Because ICANN was about to (gasp) approve the .xxx TLD. For about five years now, the folks at ICM registry have been trying to get an “adult” TLD for porn sites. The idea is that you could avoid adult content if you wanted to, or find it if you wanted to. ICANN started negotiations some months back and was scheduled to take a vote on approval.

A number of governments don’t like the idea, and expressed their concern at the ICANN meeting in Luxemburg last July. But nothing happened until the Department of Commerce received 6 thousand emails from the Family Research Council and its supporters urging them not to create the .xxx TLD (apparently on the theory it would “legitimize” porn on the internet). So the Department of Commerce flexed its muscle and “suggested” that ICANN listen to the Government Advisory Council (the part of ICANN to which governments belong) and put off consideration of .xxx. ICM, seeing the writing on ethe wall, sent a letter to ICANN that it wouldn’t mind a delay to persuade governments that .xxx is harmless. So ICANN voted for the delay.

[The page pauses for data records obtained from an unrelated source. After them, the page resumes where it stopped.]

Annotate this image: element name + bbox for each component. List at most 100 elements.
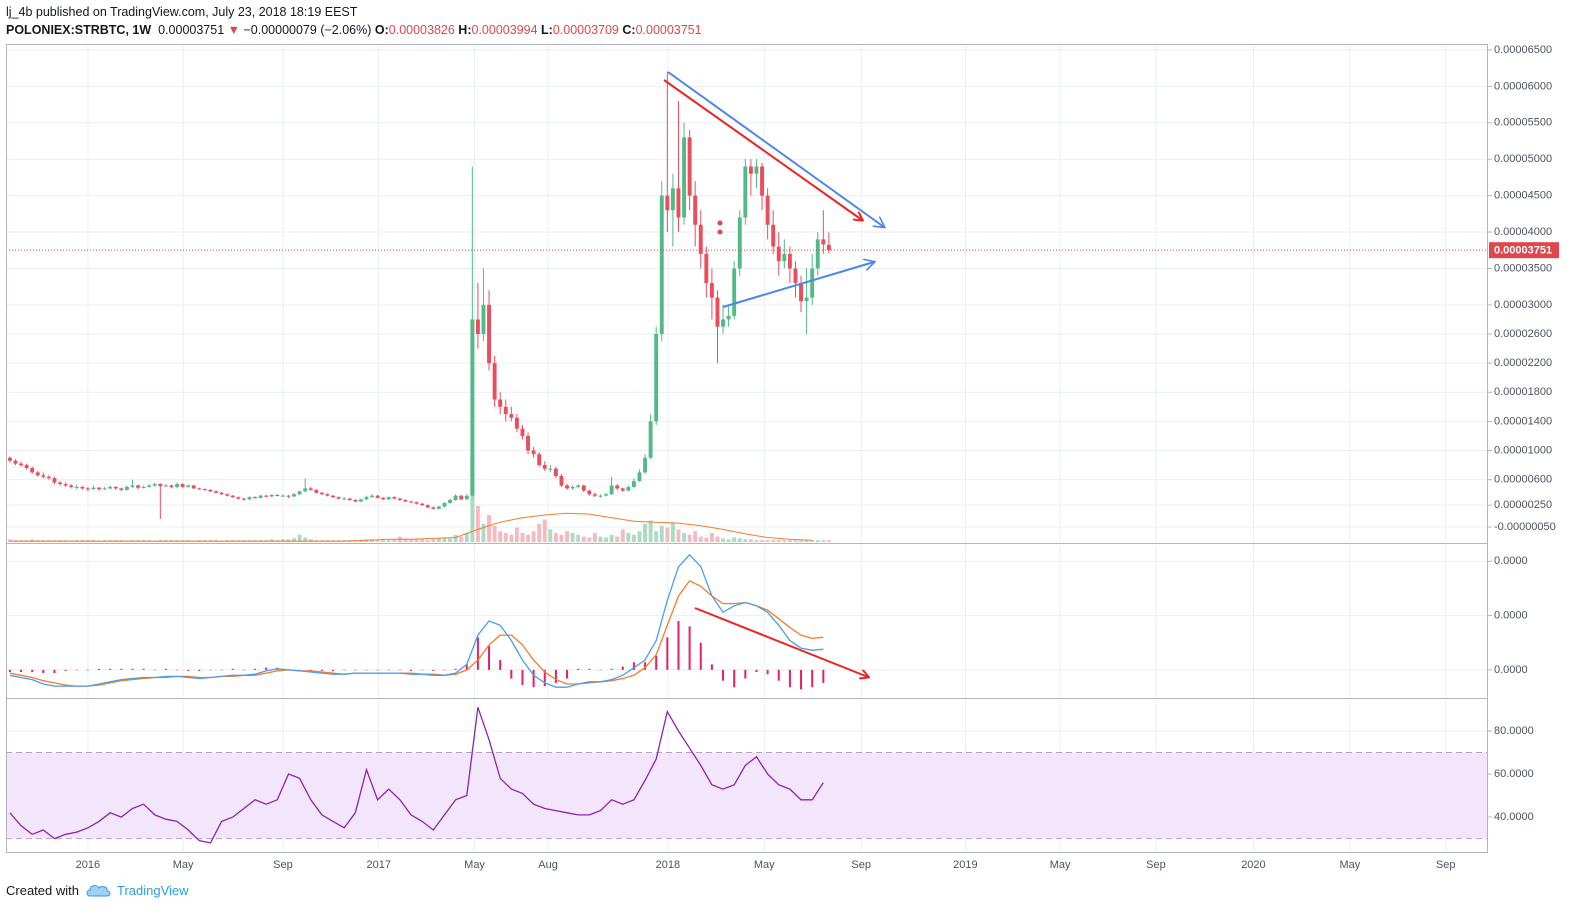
volume-bar: [793, 540, 798, 542]
macd-histogram-bar: [621, 666, 624, 670]
y-tick-label: 80.0000: [1494, 725, 1534, 737]
macd-histogram-bar: [64, 669, 67, 671]
y-tick-label: 0.0000: [1494, 555, 1528, 567]
candle-body: [102, 488, 107, 490]
candle-body: [637, 472, 642, 482]
candle-body: [347, 498, 352, 501]
x-tick-label: May: [1339, 859, 1360, 871]
candle-body: [492, 363, 497, 400]
change: −0.00000079 (−2.06%): [243, 23, 372, 37]
candle-body: [487, 304, 491, 364]
macd-histogram-bar: [164, 668, 167, 670]
volume-bar: [737, 538, 742, 542]
volume-bar: [453, 534, 458, 542]
candle-body: [431, 507, 436, 509]
volume-bar: [475, 506, 480, 542]
brand[interactable]: TradingView: [116, 882, 189, 898]
candle-body: [136, 485, 140, 488]
macd-histogram-bar: [86, 669, 89, 671]
macd-histogram-bar: [343, 669, 346, 671]
macd-histogram-bar: [655, 655, 658, 670]
macd-histogram-bar: [577, 668, 580, 670]
volume-bar: [804, 540, 809, 542]
macd-histogram-bar: [421, 669, 424, 671]
macd-histogram-bar: [209, 669, 212, 671]
candle-body: [693, 195, 698, 225]
macd-histogram-bar: [476, 637, 479, 670]
volume-bar: [704, 537, 709, 542]
candle-body: [726, 315, 731, 320]
last-price-label: 0.00003751: [1494, 245, 1552, 257]
candle-body: [325, 494, 330, 496]
volume-bar: [526, 534, 530, 542]
volume-bar: [682, 533, 686, 542]
candle-body: [643, 457, 647, 473]
candle-body: [91, 487, 96, 490]
volume-bar: [420, 539, 425, 542]
volume-bar: [442, 537, 447, 542]
macd-histogram-bar: [365, 669, 368, 671]
candle-body: [698, 224, 703, 254]
trend-line: [663, 79, 862, 220]
candle-body: [236, 497, 241, 499]
candle-body: [403, 500, 408, 502]
macd-histogram-bar: [398, 669, 401, 671]
macd-histogram-bar: [20, 669, 23, 673]
candle-body: [141, 486, 146, 488]
macd-histogram-bar: [31, 669, 34, 673]
volume-bar: [754, 540, 759, 542]
volume-ma-line: [9, 512, 813, 542]
volume-bar: [799, 540, 803, 542]
volume-bar: [448, 538, 452, 542]
macd-histogram-bar: [777, 669, 780, 681]
volume-bar: [598, 536, 603, 542]
volume-bar: [810, 540, 815, 542]
volume-bar: [604, 537, 608, 542]
macd-histogram-bar: [354, 669, 357, 671]
candle-body: [108, 486, 113, 489]
candle-body: [721, 319, 725, 327]
macd-histogram-bar: [521, 669, 524, 686]
x-tick-label: May: [464, 859, 485, 871]
macd-histogram-bar: [744, 669, 747, 679]
candle-body: [414, 502, 419, 504]
symbol-line: POLONIEX:STRBTC, 1W 0.00003751 ▼ −0.0000…: [6, 21, 702, 39]
volume-bar: [748, 539, 753, 542]
volume-bar: [403, 538, 408, 542]
candle-body: [436, 506, 441, 509]
macd-histogram-bar: [610, 668, 613, 670]
publisher: lj_4b published on TradingView.com, July…: [6, 5, 358, 19]
marker-dot: [717, 229, 723, 235]
candle-body: [665, 195, 670, 211]
volume-bar: [687, 534, 692, 542]
candle-body: [297, 491, 302, 495]
volume-bar: [771, 540, 776, 542]
macd-histogram-bar: [532, 669, 535, 688]
macd-histogram-bar: [376, 669, 379, 671]
x-tick-label: Sep: [1436, 859, 1456, 871]
x-tick-label: Sep: [273, 859, 293, 871]
candle-body: [787, 253, 792, 269]
macd-histogram-bar: [254, 668, 257, 670]
macd-histogram-bar: [142, 668, 145, 670]
candle-body: [771, 224, 776, 247]
candle-body: [280, 495, 285, 497]
macd-histogram-bar: [265, 667, 268, 670]
volume-bar: [292, 538, 296, 542]
macd-histogram-bar: [432, 669, 435, 671]
macd-histogram-bar: [510, 669, 513, 679]
candle-body: [74, 486, 79, 488]
candle-body: [425, 505, 430, 508]
volume-bar: [503, 533, 508, 542]
macd-histogram-bar: [320, 669, 323, 671]
volume-bar: [553, 533, 558, 542]
volume-bar: [693, 531, 698, 542]
candle-body: [386, 497, 391, 500]
volume-bar: [643, 524, 647, 542]
volume-bar: [487, 515, 491, 542]
x-tick-label: 2020: [1241, 859, 1265, 871]
volume-bar: [587, 537, 592, 542]
macd-histogram-bar: [454, 668, 457, 670]
volume-bar: [548, 529, 553, 542]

What amuses me no end is that if the U.S. had flexed its muscle on some other issue, the international community would be throwing hissy fits about U.S. dominance of the Internet. But because it’s blocking porn, it’s o.k. The end result will probably be that ICANN becomes more solicitous of governments generally on TLD selection, which kinda defeats the purpose of putting authority for the Internet in a private organization. But heck, if it keep sthe internet safe from porn, what’s a little U.S. dominance among friends.